Mentoring is also integral to Yu’s approach in the workplace. “My management and leadership style is to mentor and coach the people on my team, not just through the work stuff we need to get done every day, but also in other areas: What’s your career trajectory? What do you want to learn here? How can we grow you and create a foundation for you to succeed not only at UCLA law school but when you move on one day?”
One of Yu’s mentees who moved on from UCLA was Kim Truong of the university’s Bruin Toastmasters club. She was an administrative assistant at the law school when she met Yu in 2008. Having earned an undergraduate degree in science, she was unsure of her next career steps. Yu helped her identify a new path: human resources. Today, with an MBA, she’s savoring a satisfying career in human resources at Starbucks headquarters in Seattle.

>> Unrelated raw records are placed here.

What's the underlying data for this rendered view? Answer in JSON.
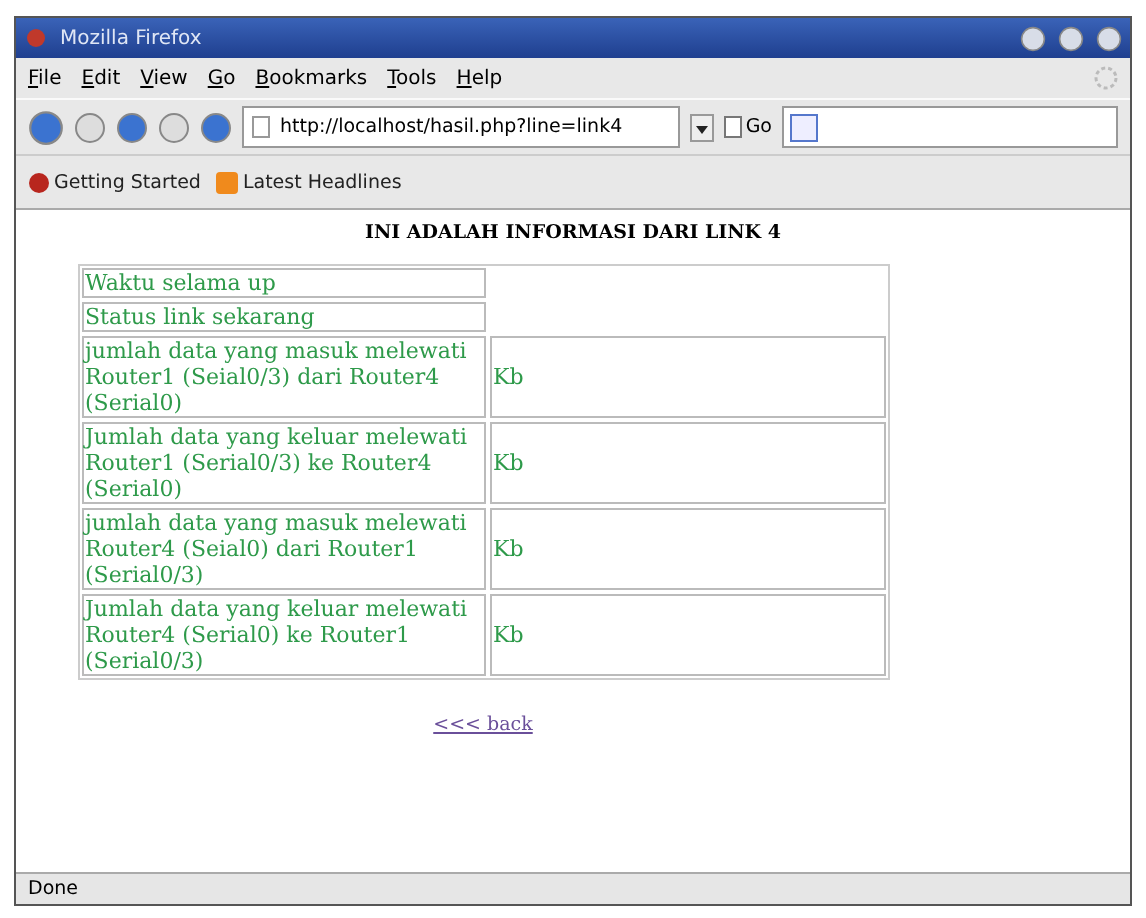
{
  "window": {
    "title": "Mozilla Firefox"
  },
  "menu": [
    "File",
    "Edit",
    "View",
    "Go",
    "Bookmarks",
    "Tools",
    "Help"
  ],
  "navigation": {
    "url": "http://localhost/hasil.php?line=link4",
    "go_label": "Go"
  },
  "bookmarks": [
    "Getting Started",
    "Latest Headlines"
  ],
  "page": {
    "heading": "INI ADALAH INFORMASI DARI LINK 4",
    "rows": [
      {
        "label": "Waktu selama up"
      },
      {
        "label": "Status link sekarang"
      },
      {
        "label": "jumlah data yang masuk melewati Router1 (Seial0/3) dari Router4 (Serial0)",
        "value": "Kb"
      },
      {
        "label": "Jumlah data yang keluar melewati Router1 (Serial0/3) ke Router4 (Serial0)",
        "value": "Kb"
      },
      {
        "label": "jumlah data yang masuk melewati Router4 (Seial0) dari Router1 (Serial0/3)",
        "value": "Kb"
      },
      {
        "label": "Jumlah data yang keluar melewati Router4 (Serial0) ke Router1 (Serial0/3)",
        "value": "Kb"
      }
    ],
    "back_link": "<<< back"
  },
  "status_bar": "Done"
}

She recalls the days when she chatted with Yu about the career options and difficult choices ahead of her. Should she stay at UCLA where she would soon be vested? Or move on to new adventures, and perhaps a more fulfilling career? Yu had been to business school himself, and Truong found his perspective helpful. “He asked a lot of thoughtful questions that made me think about what I’d be good at, and where my strengths lie.”
Yu ultimately encouraged her to move on, even though this would affect his staff. “As controller at the time, he was also the head of HR [human resources] at the law school,” Truong says. “But at the end of the day, he’s all about developing others, making sure they get to where they need to be. And he uses that to measure his success, both as a mentor and as a person. And that’s one thing I’ve always admired about him.”
Mitch Mirkin is a member and past president of Randallstown Network Toastmasters in Baltimore, Maryland. He works as a communicator for the research program of the United States Department of Veterans Affairs.